The National Human Rights Commission (NHRC) has expressed concern over the rising food crisis being experienced across the country, with insecurity chasing farmers from their farms, coupled with many farmlands submerged in water due to flooding in some parts of the county.
The situation which is partly associated with climate change has worsened access to healthy and nutritious food, leading to increase in widespread hunger and low quality of life and wellbeing of Nigerians, particularly the vulnerable group.
The Executive Secretary of the Commission, Chief Tony Ojukwu SAN OFR, stated this in Abuja as Nigeria joins the global community to celebrate the World Food Day (WFD) which is celebrated on October 16th every year.
The Human Rights Boss lamented that it has become increasingly difficult for many citizens to make a decent living due to poor access to balanced diet, occasioned by escalating food prices resulting from insecurity and climate change.
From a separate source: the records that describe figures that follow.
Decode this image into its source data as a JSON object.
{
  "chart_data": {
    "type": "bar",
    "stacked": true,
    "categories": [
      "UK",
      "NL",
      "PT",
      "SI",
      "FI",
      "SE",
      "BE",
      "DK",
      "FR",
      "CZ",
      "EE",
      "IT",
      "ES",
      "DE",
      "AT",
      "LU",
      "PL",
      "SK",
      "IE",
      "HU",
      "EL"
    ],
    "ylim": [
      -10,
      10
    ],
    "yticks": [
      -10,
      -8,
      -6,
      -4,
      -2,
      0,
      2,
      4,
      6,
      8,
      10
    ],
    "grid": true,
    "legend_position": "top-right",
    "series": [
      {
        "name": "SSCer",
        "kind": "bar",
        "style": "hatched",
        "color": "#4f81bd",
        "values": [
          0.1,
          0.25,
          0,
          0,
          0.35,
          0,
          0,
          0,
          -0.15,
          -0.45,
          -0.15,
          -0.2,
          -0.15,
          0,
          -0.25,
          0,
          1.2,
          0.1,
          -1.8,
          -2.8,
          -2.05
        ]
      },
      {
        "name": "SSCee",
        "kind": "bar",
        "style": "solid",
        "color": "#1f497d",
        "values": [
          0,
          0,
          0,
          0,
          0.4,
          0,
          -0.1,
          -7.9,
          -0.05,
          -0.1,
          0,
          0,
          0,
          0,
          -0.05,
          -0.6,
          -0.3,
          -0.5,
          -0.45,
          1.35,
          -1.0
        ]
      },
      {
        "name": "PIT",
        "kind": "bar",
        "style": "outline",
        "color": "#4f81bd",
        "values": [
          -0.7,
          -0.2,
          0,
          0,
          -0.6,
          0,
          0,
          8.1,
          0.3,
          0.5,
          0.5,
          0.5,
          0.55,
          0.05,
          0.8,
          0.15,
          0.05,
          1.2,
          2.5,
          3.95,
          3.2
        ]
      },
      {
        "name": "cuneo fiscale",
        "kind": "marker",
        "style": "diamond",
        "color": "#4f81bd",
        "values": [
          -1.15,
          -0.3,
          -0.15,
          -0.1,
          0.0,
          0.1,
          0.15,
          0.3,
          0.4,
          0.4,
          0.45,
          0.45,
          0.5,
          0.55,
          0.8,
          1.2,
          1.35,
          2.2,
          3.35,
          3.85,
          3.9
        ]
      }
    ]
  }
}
“You will agree with me that Nigeria is undergoing severe food crisis fueled by climate change and insecurity in all parts of the country coupled with the current the Russia – Ukraine war that has affected importation of food items across the globe”.
“With the current reality of rising prices of food items, many Nigerians may plunge deeper into poverty if proper measures are not put in place” Ojukwu stated.
The Chief Human Rights Officer in Nigeria observed that the current food crisis is mostly affecting the less privileged Nigerians especially the Internally Displaced Persons (IDPs). “I must tell you that the IDPs are worst hit by the food crisis, our report of monitoring the human rights and humanitarian situation of IDPs in the North-East has since 2015, indicated that this population of concern suffer acute food and nutrition shortage and are seriously in need of assistance” he said.
The NHRC CEO used the opportunity to disclose that the Commission has been partnering with relevant UN bodies such as UNDP, UNHCR as well as the European Union to carry out series of intervention programmes targeted towards providing humanitarian support to the vulnerable population, particularly in the North-East which is suffering the devastating effects of insurgency.
The Learned Silk noted that this year’s theme “leave no one behind” is very apt, he called on government and relevant stakeholders to up the efforts at ensuring adequate provision of food to every member of the human family without discrimination.
He urged government at all levels to stem insecurity to the barest minimum, prepare for climate change by strictly adhering to early warning signals to mitigate its effect on farmlands, as well as support and encourage farmers to migrate to mechanised farming to achieve bumper harvests and abundant food for all.
“Everyone deserves the right to enjoy adequate food and nutrition for survival, right to food is right to life, therefore all hands must be on deck to build a sustainable society where everyone has regular access to enough nutritional food, no one should be left behind” Chief Ojukwu concluded.